Daha bir hafta önce Ankara’da ekolojik tarım yapan bir dostumuz
anlattı. Köyde 350 dönüm arazisi olan genç ve sağlıklı bir
vatandaş, tarlalarını bırakmış, şehirde 1300 lira aylıkla
korumacılık yapıyormuş. Bu kafadaki bir toplum çökmeye, sürünmeye
mahkumdur.
Sigortası, emeklilik hakkı olsun da isterse asgarî ücret olsun.
Bizi bu zillet bitiriyor.
İnsanlarımıza aşağıda sayacağım zihniyet kazandırılmazsa
geleceğimiz parlak değildir.
1. Teşebbüs-i şahsî yani kişisel girişimcilik.
2. Kendi iş yerini, kendi atölyesini açmak.
3. Ticaret…
4. Üretim…
5. Helal kazanç…
6. Küçük memurlukları istememek, beğenmemek.
7. İçinde zerre kadar hile, şeker, glikoz boya, aroma bulunmayan
tabiî ve saf bal üretimi.
8. Kahvelerde oturmayıp geceleri birkaç saat el sanatları ile
uğraşıp ürün vermek.
9. Tarla balıkçılığı.
Şimdiye kadar bin kere yazdım, bin birinci kere yazıyorum. Bütün
akıllı, ciddî gençlerimiz geleneksel millî İslamî sanatlardan
birini öğrenip ürün vermelidir.
Belki bazılarının haberi yoktur ama dünyanın nice ülkesinde balkon,
pencere kenarı ve teras sebzeciliği yapılmaktadır.

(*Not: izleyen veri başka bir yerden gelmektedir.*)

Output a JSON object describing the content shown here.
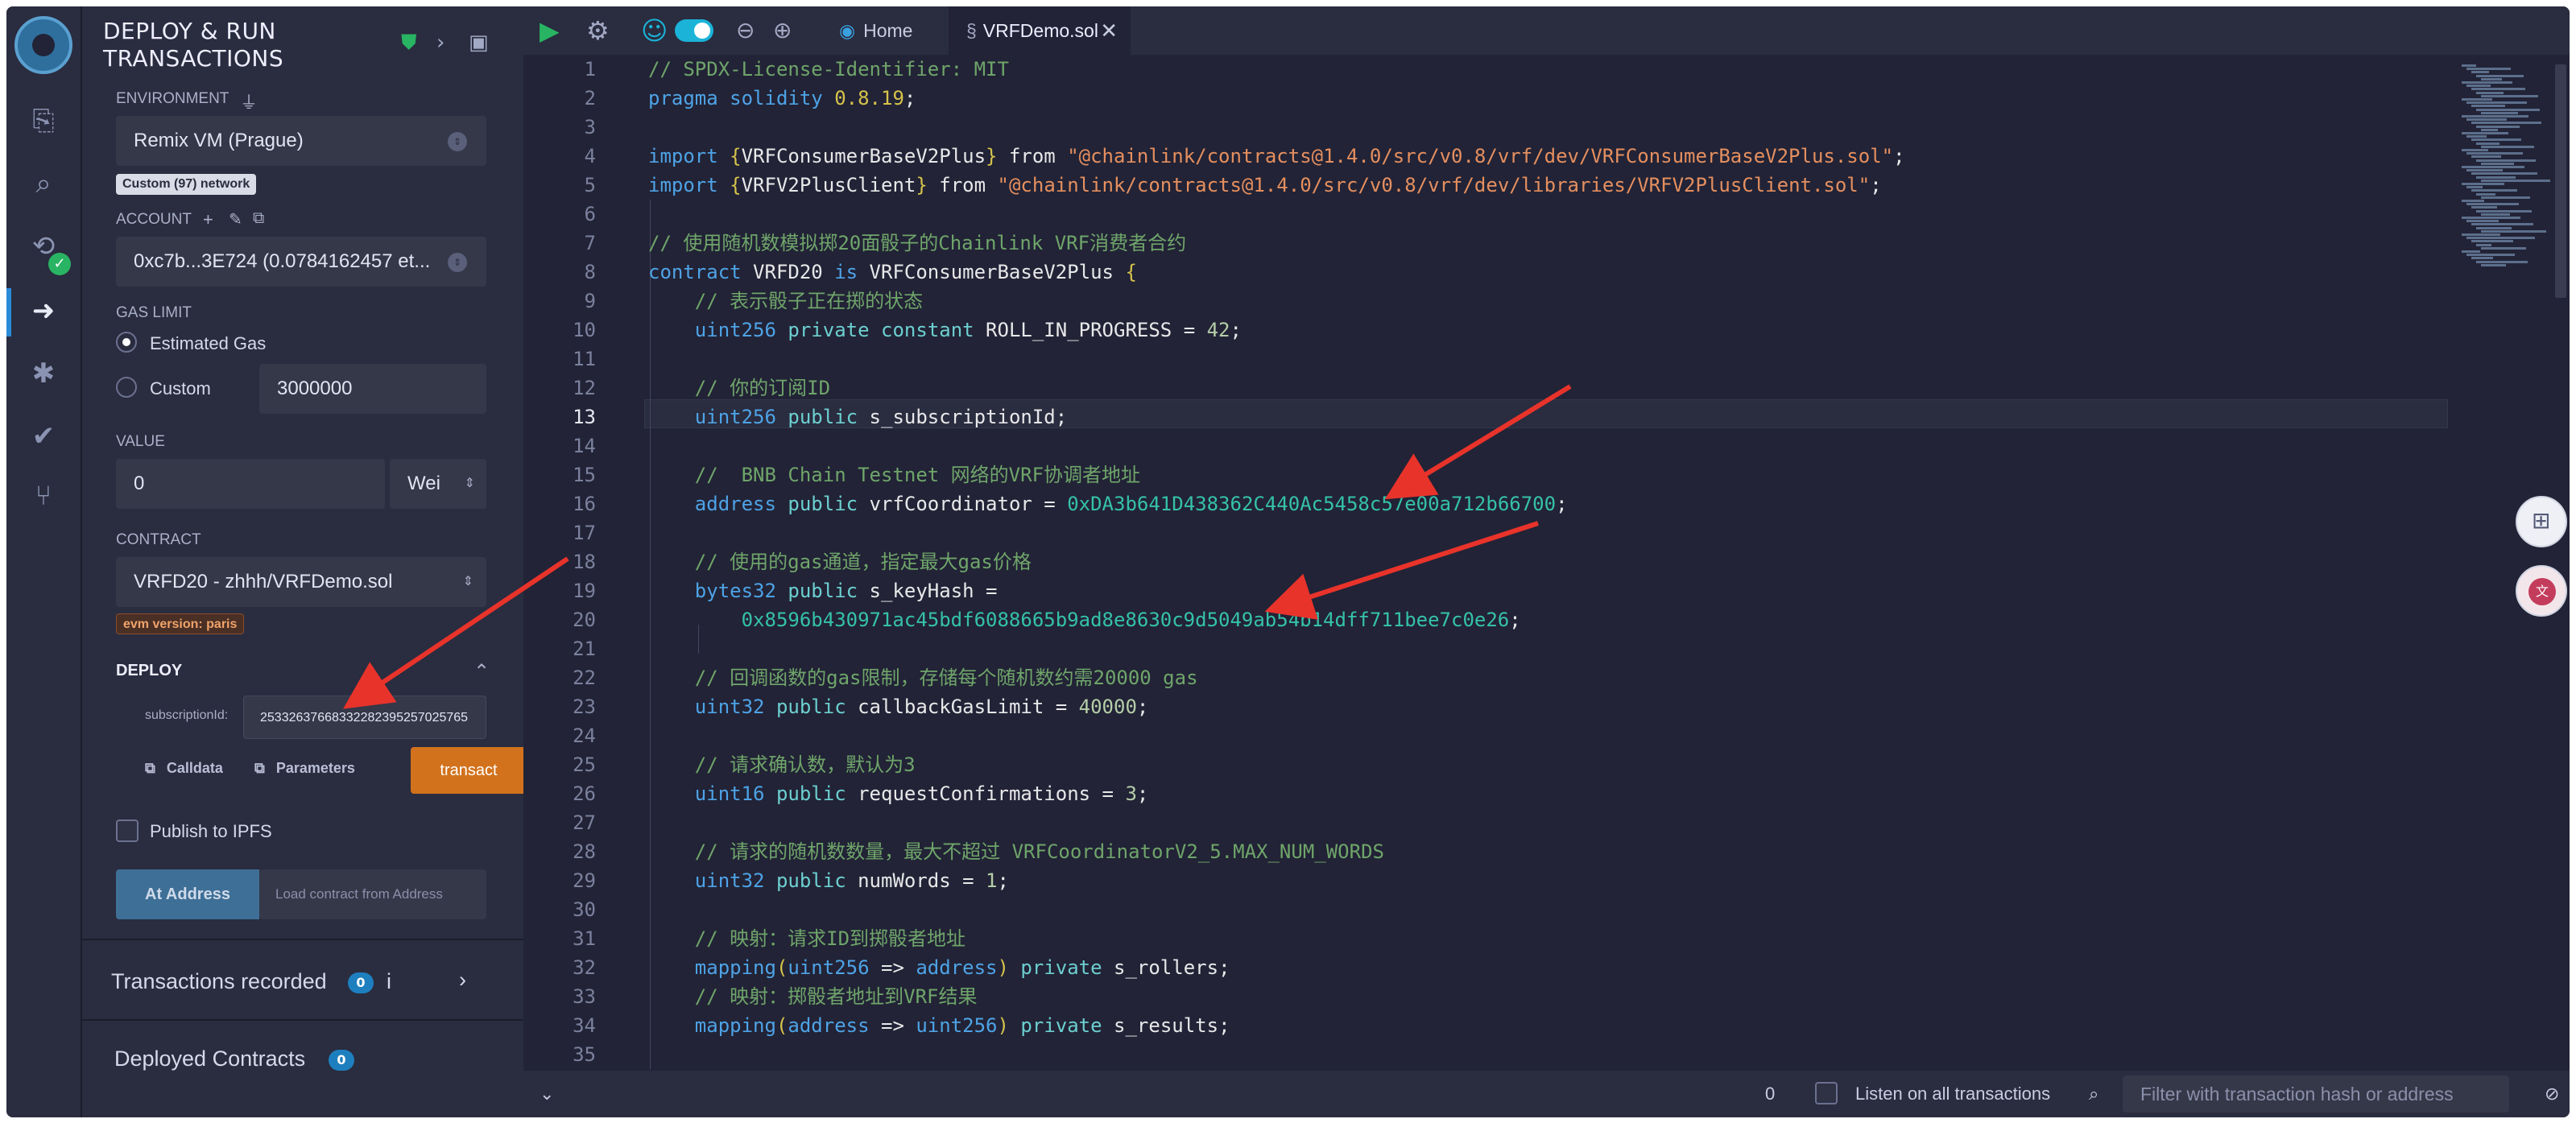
{
  "sidebar_icons": [
    "file-explorer-icon",
    "search-icon",
    "solidity-compiler-icon",
    "deploy-run-icon",
    "debugger-icon",
    "unit-test-icon",
    "git-icon"
  ],
  "panel": {
    "title_line1": "DEPLOY & RUN",
    "title_line2": "TRANSACTIONS",
    "environment_label": "ENVIRONMENT",
    "environment_value": "Remix VM (Prague)",
    "network_tag": "Custom (97) network",
    "account_label": "ACCOUNT",
    "account_value": "0xc7b...3E724 (0.0784162457 et...",
    "gas_limit_label": "GAS LIMIT",
    "gas_estimated": "Estimated Gas",
    "gas_custom": "Custom",
    "gas_custom_value": "3000000",
    "value_label": "VALUE",
    "value_amount": "0",
    "value_unit": "Wei",
    "contract_label": "CONTRACT",
    "contract_value": "VRFD20 - zhhh/VRFDemo.sol",
    "evm_tag": "evm version: paris",
    "deploy_label": "DEPLOY",
    "subscription_label": "subscriptionId:",
    "subscription_value": "25332637668332282395257025765",
    "calldata_label": "Calldata",
    "parameters_label": "Parameters",
    "transact_label": "transact",
    "publish_label": "Publish to IPFS",
    "at_address_label": "At Address",
    "load_contract_placeholder": "Load contract from Address",
    "transactions_recorded_label": "Transactions recorded",
    "transactions_recorded_count": "0",
    "info_label": "i",
    "deployed_contracts_label": "Deployed Contracts",
    "deployed_contracts_count": "0"
  },
  "tabs": {
    "home": "Home",
    "file": "VRFDemo.sol"
  },
  "editor": {
    "current_line": 13,
    "line_numbers": [
      "1",
      "2",
      "3",
      "4",
      "5",
      "6",
      "7",
      "8",
      "9",
      "10",
      "11",
      "12",
      "13",
      "14",
      "15",
      "16",
      "17",
      "18",
      "19",
      "20",
      "21",
      "22",
      "23",
      "24",
      "25",
      "26",
      "27",
      "28",
      "29",
      "30",
      "31",
      "32",
      "33",
      "34",
      "35"
    ]
  },
  "bottom": {
    "count": "0",
    "listen_label": "Listen on all transactions",
    "filter_placeholder": "Filter with transaction hash or address"
  }
}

Bunu biz de
denemeliyiz.
Devlet, üretim yapan köylüleri desteklemeli, onlara yol
göstermelidir.
Bir de şu nokta üzerinde durmalıyız. Geçmiş yıllarda devlet
hayvancılığı desteklemek için sıfır faizli krediler vermişti.
Birtakım (hepsi değil) alçak, rezil, kepaze, vatan haini, namussuz,
eşkıya, rezil kimseler alavere dalavere bu kredileri, inekleri
aldılar, sonra inekleri sattılar, kredi paralarını bol faizli banka
hesaplarına yatırlardı. Ah Osmanlı olacak ki, böyle rezilleri ipe
çeksin…
Yine yakın zamanda olan bir hadise: Yeni kaymakam ilçede
hayvancılığı sütçülüğü teşvik edip geliştirmek için canla başla
çalışıyor. Koyun sürüleri çoğalıyor, inek sayısı artıyor, süt
yoğurt tereyağı peynir üretimi artıyor. Halk memnun. Lakin biri
memnun değil. Kaymakam o birinin pahalı sattığı yemi aldırmıyor,
dışarıdan yarı fiyatına yem getirtiyor. Bu adam güçlü ve nüfuzlu
bir particidir ve birkaç ay içinde kaymakamı sürdürüyor. Hizmet
etmenin de bir faturası vardır…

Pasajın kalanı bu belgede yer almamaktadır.